Did you have dreams when you were little? Remember when you could do and be anything you wanted to? Or, at least believing that way? What happened?
Did you want to be an astronaut, a circus bareback rider, a super hero or a ballerina? And did your body not live up to your expectations and you found yourself too tall, to round or even worse?
Or, were there people around you who told you you couldn’t be what you dreamed of being? People who had other plans for your life and, because you wanted to please them, you parked the dreams somewhere and forgot where you left them? Well, unlike forgetting where you parked your car at a shopping center, once you lose track of where you left your dreams, it’s very easy to leave them lost and move on.
But that’s not okay with me because I believe dreams are given to us to be experienced, to be lovingly lived. There are times that the dreams we had as children cannot be once we move into what is laughingly called adulthood, but they don’t have to be allowed to disappear entirely.
Say for example, you wanted to be a ballerina. That particular career requires a lithe, disciplined, athletic body. You don’t have one of those. You’re now too tall, too round, too creaky and no way flexible enough to be one, so how can you possibly live your dream?
Well, there’s a song by Melanie Safka, Ballerina” that keeps going through my mind and was part of the impetus for writing this. The chorus line is:
“You didn’t grow up to be a ballerina, but you do a mean song and dance.”

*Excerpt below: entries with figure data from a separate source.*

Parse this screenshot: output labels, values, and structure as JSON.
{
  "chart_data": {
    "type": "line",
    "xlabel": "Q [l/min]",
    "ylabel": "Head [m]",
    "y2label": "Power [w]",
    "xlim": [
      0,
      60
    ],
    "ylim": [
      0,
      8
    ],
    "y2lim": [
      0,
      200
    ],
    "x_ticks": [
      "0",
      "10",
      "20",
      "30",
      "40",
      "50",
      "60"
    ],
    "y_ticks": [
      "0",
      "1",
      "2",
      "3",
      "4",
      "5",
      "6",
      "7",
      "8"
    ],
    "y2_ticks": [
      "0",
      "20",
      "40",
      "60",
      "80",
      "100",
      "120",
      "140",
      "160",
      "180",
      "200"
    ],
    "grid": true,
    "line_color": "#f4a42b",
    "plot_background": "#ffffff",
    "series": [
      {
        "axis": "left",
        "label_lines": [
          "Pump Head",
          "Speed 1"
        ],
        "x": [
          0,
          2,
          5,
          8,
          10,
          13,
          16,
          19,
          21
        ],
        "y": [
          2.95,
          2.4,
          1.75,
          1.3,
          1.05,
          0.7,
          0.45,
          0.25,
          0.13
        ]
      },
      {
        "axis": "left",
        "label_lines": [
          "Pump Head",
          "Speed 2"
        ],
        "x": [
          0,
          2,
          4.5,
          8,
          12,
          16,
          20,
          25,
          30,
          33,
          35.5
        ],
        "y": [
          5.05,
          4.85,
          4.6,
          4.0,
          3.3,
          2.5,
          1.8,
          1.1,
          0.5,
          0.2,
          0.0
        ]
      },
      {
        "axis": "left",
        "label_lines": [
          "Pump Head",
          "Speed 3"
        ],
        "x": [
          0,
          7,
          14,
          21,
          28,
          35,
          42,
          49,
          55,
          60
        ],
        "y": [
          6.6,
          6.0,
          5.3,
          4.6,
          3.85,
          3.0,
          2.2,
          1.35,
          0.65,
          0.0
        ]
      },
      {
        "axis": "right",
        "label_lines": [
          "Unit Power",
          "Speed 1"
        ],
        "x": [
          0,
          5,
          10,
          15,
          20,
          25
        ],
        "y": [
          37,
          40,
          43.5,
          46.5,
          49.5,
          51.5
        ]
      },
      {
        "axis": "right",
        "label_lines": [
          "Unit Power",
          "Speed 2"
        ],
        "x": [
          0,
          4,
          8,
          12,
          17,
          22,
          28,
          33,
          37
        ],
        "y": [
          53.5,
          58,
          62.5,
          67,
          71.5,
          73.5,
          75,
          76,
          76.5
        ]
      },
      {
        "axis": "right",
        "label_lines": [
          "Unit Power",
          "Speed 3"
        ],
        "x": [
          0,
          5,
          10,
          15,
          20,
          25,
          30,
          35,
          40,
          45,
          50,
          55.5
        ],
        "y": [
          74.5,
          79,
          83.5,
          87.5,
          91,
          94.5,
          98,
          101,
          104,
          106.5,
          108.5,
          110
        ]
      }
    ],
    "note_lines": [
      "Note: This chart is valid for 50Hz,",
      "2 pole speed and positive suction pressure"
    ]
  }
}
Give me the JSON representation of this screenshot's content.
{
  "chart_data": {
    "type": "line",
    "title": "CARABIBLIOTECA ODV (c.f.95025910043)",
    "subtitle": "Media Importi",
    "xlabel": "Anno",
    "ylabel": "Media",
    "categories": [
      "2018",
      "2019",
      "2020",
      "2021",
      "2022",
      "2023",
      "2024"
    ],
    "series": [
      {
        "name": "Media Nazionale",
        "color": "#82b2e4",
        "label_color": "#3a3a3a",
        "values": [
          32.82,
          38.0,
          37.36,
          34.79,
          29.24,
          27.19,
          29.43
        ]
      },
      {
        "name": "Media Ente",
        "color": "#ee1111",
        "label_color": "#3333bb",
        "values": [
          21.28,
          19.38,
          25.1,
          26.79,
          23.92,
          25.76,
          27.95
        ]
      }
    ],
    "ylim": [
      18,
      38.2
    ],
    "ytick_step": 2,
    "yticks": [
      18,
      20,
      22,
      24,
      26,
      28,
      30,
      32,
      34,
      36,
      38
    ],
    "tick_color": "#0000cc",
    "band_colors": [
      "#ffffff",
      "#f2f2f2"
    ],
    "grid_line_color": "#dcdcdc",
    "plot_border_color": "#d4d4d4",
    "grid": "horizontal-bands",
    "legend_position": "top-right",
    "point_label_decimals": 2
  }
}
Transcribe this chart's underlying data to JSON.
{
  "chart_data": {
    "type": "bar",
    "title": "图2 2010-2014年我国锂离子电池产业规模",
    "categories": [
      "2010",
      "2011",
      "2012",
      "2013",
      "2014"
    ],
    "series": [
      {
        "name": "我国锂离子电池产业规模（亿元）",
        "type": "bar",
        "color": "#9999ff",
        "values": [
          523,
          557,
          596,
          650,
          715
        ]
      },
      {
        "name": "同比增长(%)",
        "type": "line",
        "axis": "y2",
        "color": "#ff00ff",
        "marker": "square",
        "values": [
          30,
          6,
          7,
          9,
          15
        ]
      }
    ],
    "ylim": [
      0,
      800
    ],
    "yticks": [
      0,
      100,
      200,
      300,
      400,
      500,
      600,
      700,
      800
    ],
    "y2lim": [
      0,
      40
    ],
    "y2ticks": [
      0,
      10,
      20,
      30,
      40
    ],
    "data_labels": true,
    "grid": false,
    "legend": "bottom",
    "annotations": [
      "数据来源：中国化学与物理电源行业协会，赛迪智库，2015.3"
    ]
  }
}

There’s a world of meaning in that line. It says maybe you can’t live your dream in the exact form it was in when you were a child, but when you own the dream and you make it entirely your own, you can live it as you are for all you’re worth!
What was it about being a ballerina that made you want to be one? How can you get back in touch with what it felt like to want that as a life? How can you get back in touch with that starstruck child full of wonder and sparkle who wanted nothing more than to dance her story? You find another expression of that passion. Once you can break down the attraction and the attributes that had your little heart going pitty-pat, go for those things now.
* Get tickets to the ballet and love every minute of the show.
* Fill your space with music that makes you want to dance.
* Find a way to dance a little every day, no matter what style, just move and enjoy the movement.
* Get yourself a pair of ballet shoes and hang them where you’ll see them to remind you not to park your dreams any more.
If a ballerina wasn’t your thing, find comparable ways to get back in touch with the part of that dream that had you breathless with excitement and expectation.
And think about this while you’re at it:
It wasn’t the dream that went away, it was your passion for it and your belief in its possibility. You didn’t give up on the dream, you gave up on your invulnerability and your belief that you could do anything you wanted.
I’m here to tell you that you are still invulnerable, you can still do whatever it is you want to do. No matter what that may be.